Für Verkehrsminister Peter Ramsauer ist die Sache klar: "Die Autos müssen begeistern", sagte er zur Zukunft der Elektromobilität in Deutschland. Aktueller Umfragewerte zufolge können Elektroautos allerdings bislang nur wenig überzeugen. So haben die Autokäufer hohe Anforderungen an die Autos, die diese aber nur teilweise erfüllen.

Laut der Umfrage – der ADAC befragte hierzu rund 1.000 Autofahrer – sind fast die Hälfte von ihnen (43,7 Prozent) nicht bereit, für ein Elektroauto mehr zu bezahlen als für einen Wagen mit Benzin- oder Dieselantrieb. Rund 15 Prozent der Befragten wären bereit zu einem Aufpreis von bis zu 1.000 Euro. Rund 22 Prozent würden Mehrkosten von bis zu 2.500 Euro in Kauf nehmen.


Auch bei den Ladezeiten für die Batterien der E-Autos wachsen die Anforderungen der Autofahrer. Mehr als ein Drittel (33,5 Prozent) hält demnach eine Ladezeit von maximal zwischen einer und zwei Stunden für akzeptabel. Vor zwei Jahren waren es noch 22 Prozent, die eine Ladedauer auf diesem Niveau akzeptierten.

Zahlen kaum realisierbar

Diese Zahlen dürften auch die Vertreter von Politik, Autoindustrie, Wissenschaft und Gesellschaft interessieren, die bis zum morgigen Dienstag auf einer Konferenz in Berlin über die Zukunft des Elektroautos in Deutschland beraten. Vor drei Jahren hatten Regierung und Autobranche die Nationale Plattform Elektromobilität (NPE) gegründet. Ziel ist es, Deutschland zum Leitmarkt und die heimische Industrie zum Leitanbieter für Elektroautos zu machen.

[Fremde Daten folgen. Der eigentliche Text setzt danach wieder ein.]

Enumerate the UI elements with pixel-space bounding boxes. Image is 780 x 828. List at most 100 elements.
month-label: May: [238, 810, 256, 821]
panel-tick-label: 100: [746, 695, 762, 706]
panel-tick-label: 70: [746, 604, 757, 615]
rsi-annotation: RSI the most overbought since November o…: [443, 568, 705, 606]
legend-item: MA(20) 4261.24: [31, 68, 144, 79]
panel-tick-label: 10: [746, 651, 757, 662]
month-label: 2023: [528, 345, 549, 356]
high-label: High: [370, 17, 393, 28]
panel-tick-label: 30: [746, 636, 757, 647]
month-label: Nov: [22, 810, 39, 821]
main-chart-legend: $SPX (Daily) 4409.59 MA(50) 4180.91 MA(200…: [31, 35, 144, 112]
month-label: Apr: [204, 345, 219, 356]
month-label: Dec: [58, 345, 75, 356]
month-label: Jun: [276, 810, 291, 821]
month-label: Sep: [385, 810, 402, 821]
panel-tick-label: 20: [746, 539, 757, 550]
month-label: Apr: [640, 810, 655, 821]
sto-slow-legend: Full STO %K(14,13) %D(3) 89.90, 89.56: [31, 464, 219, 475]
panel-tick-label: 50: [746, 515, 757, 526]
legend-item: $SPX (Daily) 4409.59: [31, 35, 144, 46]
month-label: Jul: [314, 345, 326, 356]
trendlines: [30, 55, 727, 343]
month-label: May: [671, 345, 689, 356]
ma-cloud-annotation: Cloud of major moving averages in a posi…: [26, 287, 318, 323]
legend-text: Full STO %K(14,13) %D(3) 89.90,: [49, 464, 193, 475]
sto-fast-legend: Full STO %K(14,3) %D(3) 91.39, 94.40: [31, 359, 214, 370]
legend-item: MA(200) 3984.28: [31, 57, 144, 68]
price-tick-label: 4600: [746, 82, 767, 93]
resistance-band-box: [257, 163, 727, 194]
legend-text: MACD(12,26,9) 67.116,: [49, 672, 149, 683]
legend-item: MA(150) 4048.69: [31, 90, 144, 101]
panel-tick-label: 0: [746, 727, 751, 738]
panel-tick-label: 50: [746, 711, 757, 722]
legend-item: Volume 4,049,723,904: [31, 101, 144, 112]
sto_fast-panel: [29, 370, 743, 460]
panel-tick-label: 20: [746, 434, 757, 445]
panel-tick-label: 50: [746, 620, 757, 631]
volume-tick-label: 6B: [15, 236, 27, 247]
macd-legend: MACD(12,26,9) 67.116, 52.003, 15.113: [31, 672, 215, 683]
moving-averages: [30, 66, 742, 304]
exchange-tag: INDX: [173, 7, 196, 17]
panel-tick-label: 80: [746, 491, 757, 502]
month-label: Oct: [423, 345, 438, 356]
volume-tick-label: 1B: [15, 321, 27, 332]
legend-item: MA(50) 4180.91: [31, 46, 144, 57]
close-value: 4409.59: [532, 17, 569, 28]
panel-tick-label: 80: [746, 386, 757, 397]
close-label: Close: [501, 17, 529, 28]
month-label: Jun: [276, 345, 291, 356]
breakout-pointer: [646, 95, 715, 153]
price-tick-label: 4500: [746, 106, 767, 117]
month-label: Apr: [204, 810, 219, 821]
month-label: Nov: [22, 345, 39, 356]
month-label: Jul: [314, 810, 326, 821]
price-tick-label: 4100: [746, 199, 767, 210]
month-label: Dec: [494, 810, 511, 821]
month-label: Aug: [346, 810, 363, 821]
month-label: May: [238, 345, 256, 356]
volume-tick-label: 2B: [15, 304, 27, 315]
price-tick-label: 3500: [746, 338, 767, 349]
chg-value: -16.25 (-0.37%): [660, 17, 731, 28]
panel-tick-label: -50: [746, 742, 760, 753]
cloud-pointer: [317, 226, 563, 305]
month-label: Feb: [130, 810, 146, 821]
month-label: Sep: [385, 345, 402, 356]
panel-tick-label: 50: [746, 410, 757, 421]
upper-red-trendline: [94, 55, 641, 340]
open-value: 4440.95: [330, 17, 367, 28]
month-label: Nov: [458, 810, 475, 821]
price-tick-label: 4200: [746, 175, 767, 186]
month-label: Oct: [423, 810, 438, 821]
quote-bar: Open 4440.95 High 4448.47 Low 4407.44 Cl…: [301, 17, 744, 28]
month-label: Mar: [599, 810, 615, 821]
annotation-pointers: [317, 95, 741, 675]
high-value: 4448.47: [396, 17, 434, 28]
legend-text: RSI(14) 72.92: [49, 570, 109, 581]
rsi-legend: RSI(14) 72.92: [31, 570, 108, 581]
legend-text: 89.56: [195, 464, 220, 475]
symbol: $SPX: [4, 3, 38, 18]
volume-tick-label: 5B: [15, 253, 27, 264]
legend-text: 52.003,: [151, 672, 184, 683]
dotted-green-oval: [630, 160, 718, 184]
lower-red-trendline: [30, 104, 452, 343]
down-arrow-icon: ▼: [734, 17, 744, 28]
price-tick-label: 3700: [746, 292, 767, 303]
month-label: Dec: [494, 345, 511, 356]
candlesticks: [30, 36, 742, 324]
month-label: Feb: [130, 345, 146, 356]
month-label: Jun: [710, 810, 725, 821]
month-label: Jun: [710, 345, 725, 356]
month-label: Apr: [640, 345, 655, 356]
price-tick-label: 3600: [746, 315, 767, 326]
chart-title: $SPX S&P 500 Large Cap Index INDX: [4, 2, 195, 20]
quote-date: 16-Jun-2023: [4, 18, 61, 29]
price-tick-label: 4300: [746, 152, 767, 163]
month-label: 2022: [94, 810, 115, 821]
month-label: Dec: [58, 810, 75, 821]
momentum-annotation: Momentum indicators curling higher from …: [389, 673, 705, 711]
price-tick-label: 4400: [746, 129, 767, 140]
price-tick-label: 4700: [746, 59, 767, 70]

Davon ist man aber noch weit entfernt, Skeptiker halten die anvisierten Zahlen – die Bundesregierung will bis zum Jahr 2020 eine Million E-Fahrzeuge auf die Straße bringen – für kaum realisierbar. Anfang des Jahres rollten auf Deutschlands Straßen rund 7.100 Elektroautos und knapp 65.000 Hybrid-Fahrzeuge mit Elektro- und Benzinmotor.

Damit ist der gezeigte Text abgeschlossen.